Friday, June 11, 2010

And into the Light

Sometimes, I look into my mama’s (uncle) room, expecting to see him peer inquisitively into the rest of the house from his vantage point on his bed, and it breaks my heart a little to see him gone. Once I went in to ruffle his hair (which he used to love) and when I realized I’d never do it again it was like he had died all over again. My mama had been with us from as far back as I can remember; many of my earliest memories feature him.
Mom recently called Aaji (Grandmother), and in the natural flow of conversation asked, “Nagesh kasa aahe? (How is Nagesh?)”. Dad and I were scandalized but Aaji took it philosophically. He had been such a major part of our lives, influencing every decision, right from meal times to who took their vacations when, that it is sometimes difficult to remember that mama is no more. His handicap (he had Down’s syndrome) made him the centre of our familial universe very often, and none of us is certain that it was entirely unconscious.
The bedroom was his and Aaji’s, but he had strategically taken it over. He had won the conquest by switching off the fan in the scorching Ahmedabad summers and switching it on in the winters, pouring water on her bed, and doing everything short of pushing her bodily out of the room to claim it as his own. But claim it he did, and even now it remains Nagesh’s Room. The prize among his spoils was an old, worn out lipstick case.
From childhood onwards we were accustomed to him being around all the time. In fact, when mama and Aaji went to visit relatives the house would feel bereft. It was not an entirely unpleasant feeling, nor was it wholly pleasant. It was difficult to adjust to the freedom of his absence, even when it was temporary. Once, during a period of such absence, Mom, my brother and I were standing on the porch of our house, when a car, with a Nagesh look alike on the back seat, drew up to ask for directions and we very nearly called out to him, forgetting for the moment that he was in a city hundreds of kilometers away. Even now, when I see someone else unfortunate enough to be afflicted with Down’s syndrome, I have a nostalgic pang for my mama.
The passing of a loved one is never easy. In this case, since mama was always there, in the background but never quite content to stay there, it is a loss that we have to deal with constantly; even the simple freedom of being able to go out together without having to say “Nagesh, be a good boy”, is something that one has to get used to.

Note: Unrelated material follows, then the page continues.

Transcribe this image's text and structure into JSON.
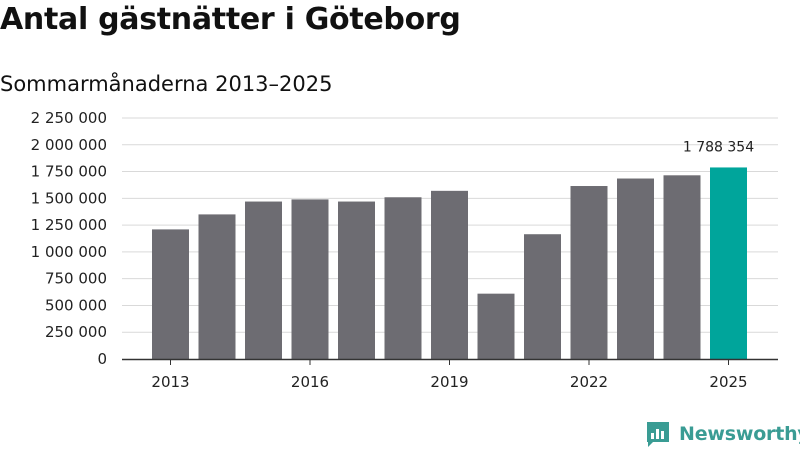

This obituary comes as a belated farewell and a posthumous ‘I love you’ to someone who would never have understood the words, but with whom every interaction was an embodiment of the sentiment.

Friday, June 4, 2010

My Days in the Purgatory

I am sure everyone has a peculiarity that they are certain is unique to them. To take a few random instances, I know of a man who can eat sixty cockroaches in as many minutes (I am rather glad that he alone is the proud possessor of this dubious talent, I wouldn’t want every other person I meet to have cockroach breath; just the occasional whiff will do), and another who can go without any nourishment for more than a month. What I think puts me in the company of these eminent personalities is that I can recognize all my immediate colleagues by their feet. No, I don’t deduce anything by their footsteps, or their tread, or anything even remotely in the league of the Sherlock Holmes line of deduction, but their feet. It may seem futile to some, but I know that I will be noticed and snapped up by any passing carnival, and given top billings, alongside the bearded lady. How many people can honestly say that they can distinguish between two people purely by the way the veins on their feet run?
The other lesson that I have learnt in the big bad corporate world is to pass seven to eight hours of my day doing absolutely nothing, and doing it productively. In fact, I fill out my work diary with details of my hours devoid of purpose. This will then be sent on to the mother ship, as it were, where these records will determine whether or not I can be deemed worthy to be inducted into the noble profession of Accountancy and Book-keeping. Of course, I am hardly being fair to my profession. It is, after all, the Financial Genius that either rides any nation on to economic glory or plunges it to the depths of depression. Only, I cannot see how we are to learn to chart the fortunes of nations while staring at dysfunctional computer screens in a labyrinth of urinals, lined with lecherous colleagues.
The prime of my life, the morning and the spring time of my life, I spend ensconced in a passage way meant for one not-too-particular-about-hygiene person with three other people. If it were a recognized prison, human rights activists would take up our cause. However, since this, though state sponsored, is not recognized, we have no rights.
So, hypnotised into believing that this is one instance where the purgatory comes before the sin, I square my shoulders, clench my fists and walk into my office, day after day, everyday, for three years. After all, after that, the years are mine to sin as I please.